Uwielbiam Rachmaninowa. Ogrom treści w jego kompozycjach daje wielkie możliwości. Każde wykonanie jest nieco inne. W jego utworach najpełniej wyrażam siebie.

Na graniu potrafi upłynąć nam cały dzień, ale trudno w tej podwarszawskiej głuszy nie stracić poczucia czasu. Ciszę przerywa tylko świergot papug i ogień trzaskający w kominku, a ja gram, wpatrując się w płótna Ryszarda Kalamarza. Przypominają mi mamę (Tatianę Shebanovą - red.), która uczyła mnie gry przez ponad dwanaście lat. Była dla mnie wzorem tak w muzyce, jak i w życiu. Dziś nie ma już jej z nami, ale z pewnością otacza nas opieką.

Jakiś czas temu, podobnie jak mama, odkryłem w sobie żyłkę kolekcjonera: przywożę pamiątki z podróży - raz rzeźby ludowych artystów z Podkarpacia i Podhala, raz ozdobne sztylety z Gruzji, Japonii czy Serbii... Zawsze jednak z przyjemnością wracam do rodzinnego domu. Przedrę się przez nasz las, ominę gdzieniegdzie spacerujące dziki i już jestem na miejscu. Tu czeka na mnie żona, tu czuję się naprawdę u siebie.

Kopia ikony "Trójcy Świętej" Andrieja Rublowa  
Kopia ikony "Trójcy Świętej" Andrieja Rublowa. Namalowali ja mnisi w jednym z klasztorów w Rosji.   Azjatycka maska - pamiątka z podróży Tatiany Shebanovej, mamy Stanisława.

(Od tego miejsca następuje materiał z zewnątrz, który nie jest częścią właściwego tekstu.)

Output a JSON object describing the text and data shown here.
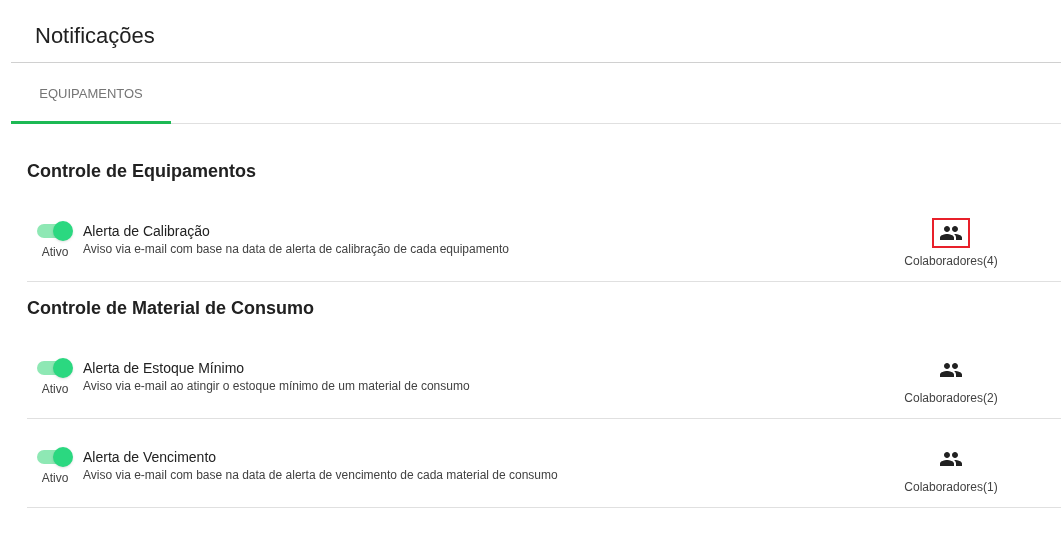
{
  "page_title": "Notificações",
  "tabs": [
    {
      "label": "EQUIPAMENTOS",
      "selected": true
    }
  ],
  "sections": [
    {
      "heading": "Controle de Equipamentos",
      "rows": [
        {
          "title": "Alerta de Calibração",
          "description": "Aviso via e-mail com base na data de alerta de calibração de cada equipamento",
          "on": true,
          "toggle_label": "Ativo",
          "collaborators": "Colaboradores(4)",
          "highlighted": true
        }
      ]
    },
    {
      "heading": "Controle de Material de Consumo",
      "rows": [
        {
          "title": "Alerta de Estoque Mínimo",
          "description": "Aviso via e-mail ao atingir o estoque mínimo de um material de consumo",
          "on": true,
          "toggle_label": "Ativo",
          "collaborators": "Colaboradores(2)",
          "highlighted": false
        },
        {
          "title": "Alerta de Vencimento",
          "description": "Aviso via e-mail com base na data de alerta de vencimento de cada material de consumo",
          "on": true,
          "toggle_label": "Ativo",
          "collaborators": "Colaboradores(1)",
          "highlighted": false
        }
      ]
    }
  ]
}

Jekaterina Drzewiecka: Urodziłam się w Rosji, a wychowałam na Łotwie, i nigdy nie myślałam, że będę mieszkać w Polsce. Stanisława poznałam, będąc na stypendium w Konserwatorium w Moskwie. Była to miłość od pierwszego wejrzenia - niemal od razu wzięliśmy ślub i przeprowadziliśmy się do Polski.

Polskę znałam z kursów pianistycznych i koncertów, ale o domu męża wiedziałam niewiele: przytulny dom w lesie pod Warszawą, gdzie słychać tylko śpiew ptaków i dźwięki fortepianu. Jednak wizja mieszkania z dala od miasta wcale mnie nie przerażała. Bycie pianistą nierozerwalnie przecież wiąże się z pracą w samotności.

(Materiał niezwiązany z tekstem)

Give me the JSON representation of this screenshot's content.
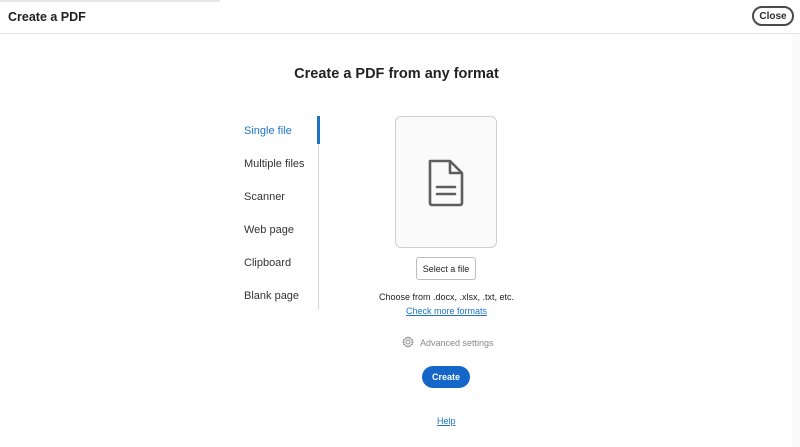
{
  "header": {
    "title": "Create a PDF",
    "close_label": "Close"
  },
  "main": {
    "heading": "Create a PDF from any format",
    "nav": [
      {
        "label": "Single file",
        "active": true
      },
      {
        "label": "Multiple files",
        "active": false
      },
      {
        "label": "Scanner",
        "active": false
      },
      {
        "label": "Web page",
        "active": false
      },
      {
        "label": "Clipboard",
        "active": false
      },
      {
        "label": "Blank page",
        "active": false
      }
    ],
    "drop_icon": "document-icon",
    "select_file_label": "Select a file",
    "formats_text": "Choose from .docx, .xlsx, .txt, etc.",
    "formats_link": "Check more formats",
    "advanced_icon": "gear-icon",
    "advanced_label": "Advanced settings",
    "create_label": "Create",
    "help_label": "Help"
  },
  "colors": {
    "accent": "#1f74c8",
    "primary_button": "#1466c8"
  }
}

I w końcu za rozwidleniami piaszczystych dróg, wśród czarnych sosen, ujrzałam mój nowy dom. Okazał się nieduży, ale z duszą, przestronny i pełen światła.

Moją uwagę od razu zwróciły zdobiące ściany obrazy, zatopione w szkle przepiękne motyle, przywiezione przez teścia z podróży po Afryce, i dokazujące wciąż papugi nimfy.

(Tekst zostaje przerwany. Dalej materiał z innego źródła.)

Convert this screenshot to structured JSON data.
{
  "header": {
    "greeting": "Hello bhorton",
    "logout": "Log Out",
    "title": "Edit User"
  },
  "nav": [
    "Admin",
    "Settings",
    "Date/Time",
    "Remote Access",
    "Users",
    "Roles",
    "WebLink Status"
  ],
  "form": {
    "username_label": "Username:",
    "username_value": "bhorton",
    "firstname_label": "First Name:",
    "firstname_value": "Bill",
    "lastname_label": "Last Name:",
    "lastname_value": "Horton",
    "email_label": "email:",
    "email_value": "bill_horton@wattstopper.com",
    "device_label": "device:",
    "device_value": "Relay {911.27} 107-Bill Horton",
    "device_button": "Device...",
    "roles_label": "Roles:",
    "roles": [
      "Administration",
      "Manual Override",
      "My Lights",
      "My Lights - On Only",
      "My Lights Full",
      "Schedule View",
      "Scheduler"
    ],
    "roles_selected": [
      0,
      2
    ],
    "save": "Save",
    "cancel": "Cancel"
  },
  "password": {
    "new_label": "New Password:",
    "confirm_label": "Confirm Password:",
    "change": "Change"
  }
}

Papugi witają nas, ilekroć wracamy z podróży - bo życie artysty to częste wyjazdy. Mąż wykłada, ja studiuję na Akademii Muzycznej im. Feliksa Nowowiejskiego w Bydgoszczy. Zaproszenia na koncerty dostajemy z wyprzedzeniem, ale nie są regularne, ot urok wolnego zawodu. Bywa tak, że mamy miesiąc ciszy, a po nim po kilka propozycji na ten sam dzień. W ciągu roku wiele tygodni spędzamy w podróży.

 
Afisz informujący o recitalu Stanisława Drzewieckiego.   W korytarzu na ścianie wiszą ozdobne maski z niemal wszystkich krajów świata: Egiptu, Hiszpanii, Japonii, Meksyku, Włoch.

Jedną z najcenniejszych pamiątek w naszym domu jest dla mnie kopia ikony "Trójcy Świętej" Andrieja Rublowa. Namalowali ją mnisi w jednym z klasztorów w Rosji. To skarb rodzinny - prababcia ofiarowała go w prezencie ślubnym moim rodzicom, a oni później nam, aby i nas strzegł Bóg. Od brata dostałam ikonę Matki Boskiej Bolesnej, która teraz czuwa nad nami w sypialni i jeszcze jedną, Jezusa Pantokratora, ustawioną w salonie.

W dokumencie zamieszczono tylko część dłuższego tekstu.